A detailed characterization of drug resistance during darunavir/ritonavir monotherapy highlights a high barrier to the emergence of resistance mutations in protease but identifies alternative pathways of resistance

Background: Maintenance monotherapy with ritonavir-boosted darunavir has yielded variable outcomes and is not recommended. Trial samples offer valuable opportunities for detailed studies. We analysed samples from a 48 week trial in Cameroon to obtain a detailed characterization of drug resistance. Methods: Following failure of NNRTI-based therapy and virological suppression on PI-based therapy, participants were randomized to ritonavir-boosted darunavir (n=81) or tenofovir disoproxil fumarate/lamivudine+ritonavir-boosted lopinavir (n=39). At study entry, PBMC-derived HIV-1 DNA underwent bulk Protease and Reverse Transcriptase (RT) sequencing. At virological rebound (confirmed or last available HIV-1 RNA≥60 copies/mL), plasma HIV-1 RNA underwent ultradeep Protease and RT sequencing and bulk Gag-Protease sequencing. The site-directed mutant T375A (p2/p7) was characterized phenotypically using a single-cycle assay.
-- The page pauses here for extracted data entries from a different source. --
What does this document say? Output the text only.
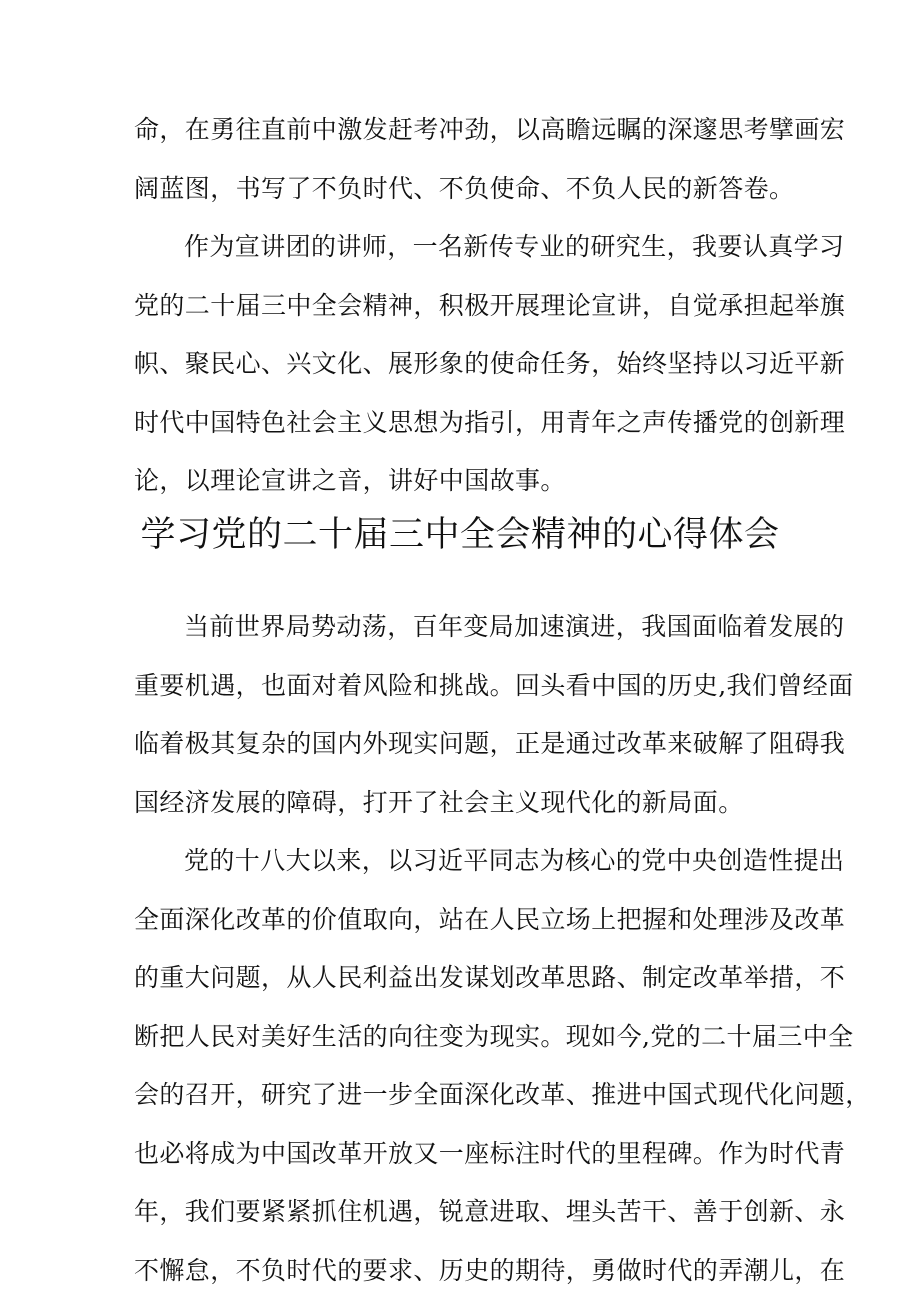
命，在勇往直前中激发赶考冲劲，以高瞻远瞩的深邃思考擘画宏
阔蓝图，书写了不负时代、不负使命、不负人民的新答卷。
作为宣讲团的讲师，一名新传专业的研究生，我要认真学习
党的二十届三中全会精神，积极开展理论宣讲，自觉承担起举旗
帜、聚民心、兴文化、展形象的使命任务，始终坚持以习近平新
时代中国特色社会主义思想为指引，用青年之声传播党的创新理
论，以理论宣讲之音，讲好中国故事。
学习党的二十届三中全会精神的心得体会
当前世界局势动荡，百年变局加速演进，我国面临着发展的
重要机遇，也面对着风险和挑战。回头看中国的历史,我们曾经面
临着极其复杂的国内外现实问题，正是通过改革来破解了阻碍我
国经济发展的障碍，打开了社会主义现代化的新局面。
党的十八大以来，以习近平同志为核心的党中央创造性提出
全面深化改革的价值取向，站在人民立场上把握和处理涉及改革
的重大问题，从人民利益出发谋划改革思路、制定改革举措，不
断把人民对美好生活的向往变为现实。现如今,党的二十届三中全
会的召开，研究了进一步全面深化改革、推进中国式现代化问题，
也必将成为中国改革开放又一座标注时代的里程碑。作为时代青
年，我们要紧紧抓住机遇，锐意进取、埋头苦干、善于创新、永
不懈怠，不负时代的要求、历史的期待，勇做时代的弄潮儿，在
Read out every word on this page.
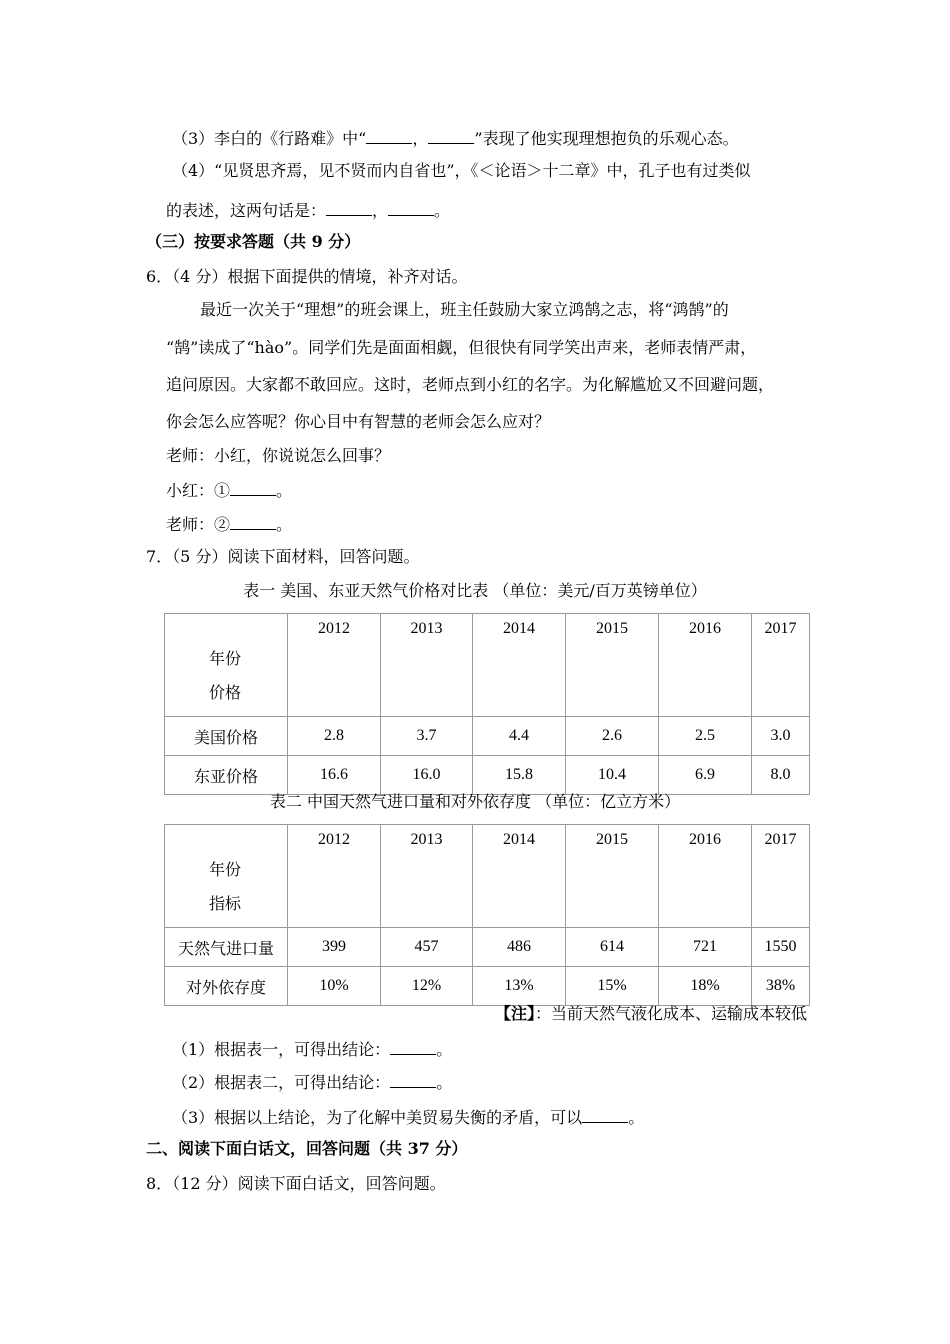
（3）李白的《行路难》中“	，	”表现了他实现理想抱负的乐观心态。
（4）“见贤思齐焉，见不贤而内自省也”，《＜论语＞十二章》中，孔子也有过类似
的表述，这两句话是：	，	。
（三）按要求答题（共 9 分）
6．（4 分）根据下面提供的情境，补齐对话。
最近一次关于“理想”的班会课上，班主任鼓励大家立鸿鹄之志，将“鸿鹄”的
“鹄”读成了“hào”。同学们先是面面相觑，但很快有同学笑出声来，老师表情严肃，
追问原因。大家都不敢回应。这时，老师点到小红的名字。为化解尴尬又不回避问题，
你会怎么应答呢？你心目中有智慧的老师会怎么应对？
老师：小红，你说说怎么回事？
小红：①	。
老师：②	。
7．（5 分）阅读下面材料，回答问题。
表一 美国、东亚天然气价格对比表 （单位：美元/百万英镑单位）
年份
价格	2012	2013	2014	2015	2016	2017
美国价格	2.8	3.7	4.4	2.6	2.5	3.0
东亚价格	16.6	16.0	15.8	10.4	6.9	8.0
表二 中国天然气进口量和对外依存度 （单位：亿立方米）
年份
指标	2012	2013	2014	2015	2016	2017
天然气进口量	399	457	486	614	721	1550
对外依存度	10%	12%	13%	15%	18%	38%
【注】：当前天然气液化成本、运输成本较低
（1）根据表一，可得出结论：	。
（2）根据表二，可得出结论：	。
（3）根据以上结论，为了化解中美贸易失衡的矛盾，可以	。
二、阅读下面白话文，回答问题（共 37 分）
8．（12 分）阅读下面白话文，回答问题。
Results: NRTI and NNRTI resistance-associated mutations (RAMs) were detected in 52/90 (57.8%) and 53/90 (58.9%) HIV-1 DNA samples, respectively. Prevalence in rebound HIV-1 RNA (ritonavir-boosted darunavir, n=21; ritonavir-boosted lopinavir, n=2) was 9/23 (39.1%) and 10/23 (43.5%), respectively, with most RAMs detected at frequencies ≥15%. The resistance patterns of paired HIV-1 DNA and RNA sequences were partially consistent. No darunavir RAMs were found. Among eight participants experiencing virological rebound on ritonavir-boosted darunavir (n=12 samples), all had Gag mutations associated with PI exposure, including T375N, T375A (p2/p7), K436R (p7/p1) and substitutions in p17, p24, p2 and p6. T375A conferred 10-fold darunavir resistance and increased replication capacity. Conclusions: The study highlights the high resistance barrier of ritonavir-boosted darunavir while identifying alternative pathways of resistance through Gag substitutions. During virological suppression, resistance patterns in HIV-1 DNA reflect treatment history, but due to technical and biological considerations, cautious interpretation is warranted.